III. DÉBAT THÉMATIQUE : LES PÔLES, TÉMOINS POUR LES HOMMES

A. MME NELLY OLIN, MINISTRE DE L'ÉCOLOGIE ET DU DÉVELOPPEMENT DURABLE

Monsieur le Président du Sénat,

Monseigneur,

Monsieur le Président de l'Office parlementaire d'évaluation des choix scientifiques et technologiques, cher Ami,

Monsieur le Sénateur, cher Christian,

Mesdames et Messieurs les Parlementaires,

Mesdames et Messieurs les Scientifiques,

Mesdames, Messieurs,

Les pôles constituent des lieux particuliers qui jouent un rôle clef dans le système global de notre planète.

Ce sont des catalyseurs de la coopération internationale.

Seul, il n'est pas possible d'appréhender les phénomènes géophysiques qui les parcourent, et nul ne peut se les approprier.

Depuis 1882, chaque année polaire internationale est ainsi l'occasion de réaffirmer la nécessité d'une mobilisation pluri-thématique pour faire avancer la connaissance des phénomènes en jeu.

La concentration momentanée des efforts de recherche et de communication doit conduire à une accélération de l'état de nos connaissances globales de la planète.

Par le passé, pendant la « grande dépression » (1932-1933), cette mobilisation scientifique a permis de justifier l'octroi de fonds importants à la recherche.

Nous vivions alors la deuxième année polaire internationale ; il s'agissait d'étudier les implications mondiales du Jet Stream nouvellement découvert.

Plus important encore, cette même coopération scientifique a participé à l'argumentaire sur le gel des revendications territoriales en Antarctique, acté par le Traité de l'Antarctique, signé en 1959 à l'issue de la troisième année polaire internationale.

L'Antarctique, consacré comme patrimoine commun de l'humanité, reste pourtant l'enjeu de tentatives d'appropriation, notamment économique, face auxquelles la France reste vigilante.

Il ne fait aucun doute que cette quatrième année polaire internationale fera preuve de la même utilité.

Les problématiques qui justifient aujourd'hui une coopération scientifique internationale ont néanmoins changé.

Il ne s'agit plus, et le Professeur Le Maho ne me contredira pas sur ce point, de chercher à comprendre les dynamiques stables d'un système dans lequel nous inscrivons nos actions, mais d'améliorer la connaissance de dynamiques qui découlent pour partie de nos actions.

Les pôles constituent des lieux privilégiés de cette réflexion par leur qualité de témoins de nos actions et de leurs conséquences.

Les pôles, autrefois lieux distants et exotiques, frontières au-delà desquelles s'étendait l'inconnu, enjeux d'expéditions où la fierté nationale accompagnait la démarche scientifique, sont aujourd'hui nos meilleurs témoins, à la fois proches parce qu'en prise directe avec les conséquences de nos actions, et fidèles parce que conservant scrupuleusement la trace de ces mêmes actions.

Les pôles sont les témoins de notre passé.
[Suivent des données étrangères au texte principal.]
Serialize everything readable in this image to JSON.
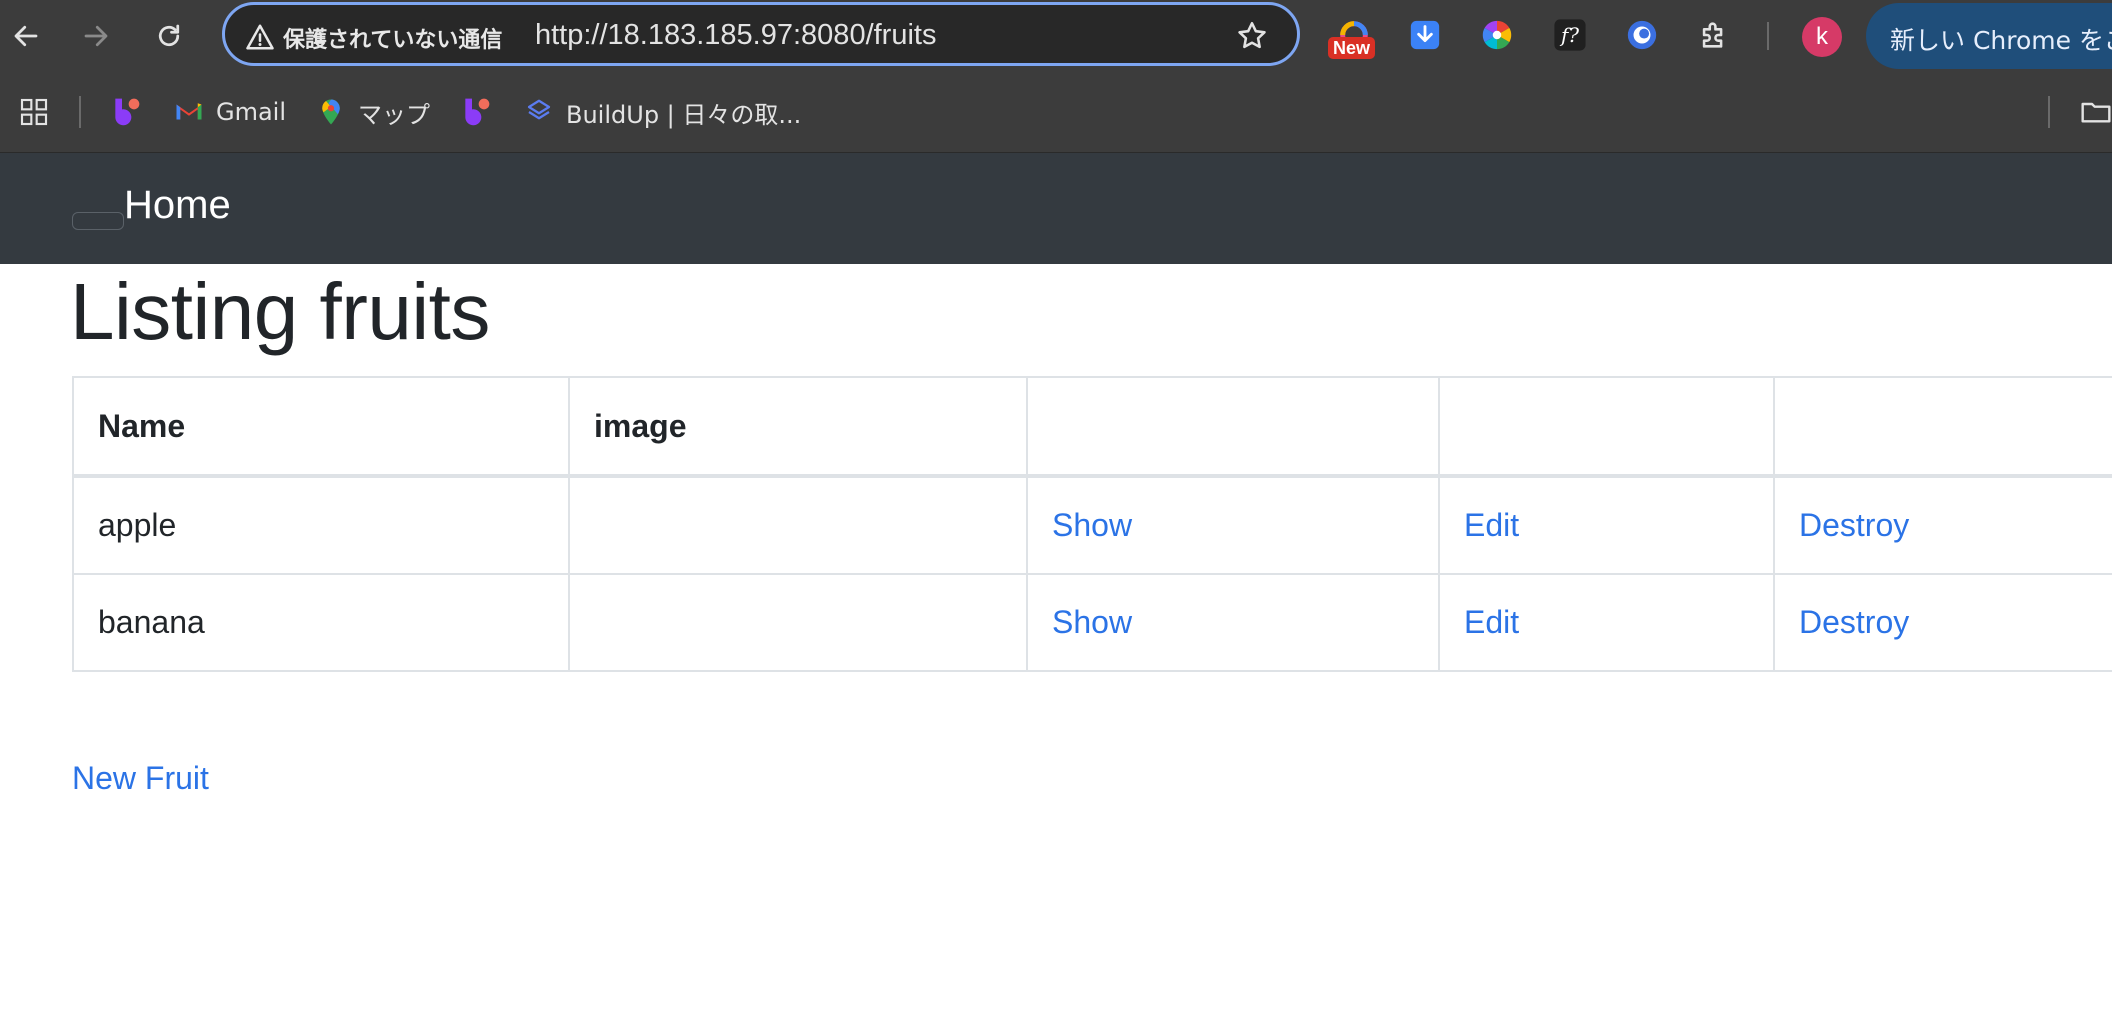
{
  "browser": {
    "security_label": "保護されていない通信",
    "url": "http://18.183.185.97:8080/fruits",
    "extension_badge": "New",
    "profile_initial": "k",
    "chrome_promo": "新しい Chrome をご",
    "bookmarks": [
      {
        "label": ""
      },
      {
        "label": "Gmail"
      },
      {
        "label": "マップ"
      },
      {
        "label": ""
      },
      {
        "label": "BuildUp | 日々の取..."
      }
    ]
  },
  "navbar": {
    "brand": "Home"
  },
  "page": {
    "title": "Listing fruits",
    "table": {
      "headers": [
        "Name",
        "image",
        "",
        "",
        ""
      ],
      "rows": [
        {
          "name": "apple",
          "image": "",
          "show": "Show",
          "edit": "Edit",
          "destroy": "Destroy"
        },
        {
          "name": "banana",
          "image": "",
          "show": "Show",
          "edit": "Edit",
          "destroy": "Destroy"
        }
      ]
    },
    "new_link": "New Fruit"
  },
  "colors": {
    "navbar_bg": "#343a40",
    "link": "#2b73e6",
    "text": "#212529",
    "chrome_bg": "#3c3c3c",
    "omnibox_focus": "#7ea6f2"
  }
}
Ils conservent les archives des variations de la composition chimique atmosphérique mondiale et du climat.

Il est possible de lire certains moments de l'histoire humaine dans une carotte glaciaire : essais nucléaires atmosphériques, traité international de Montréal qui est la date à partir de laquelle les quantités de fréons atmosphériques diminuent, éviction du plomb des carburants. J'espère un jour y lire les effets du Protocole de Kyoto.

Ces archives-là ne sont pas falsifiables, du moins tant qu'elles existent et qu'elles existeront.

Les pôles sont également les témoins privilégiés du présent.

Ils sont aux premières loges du changement climatique, exposés à des évolutions tangibles.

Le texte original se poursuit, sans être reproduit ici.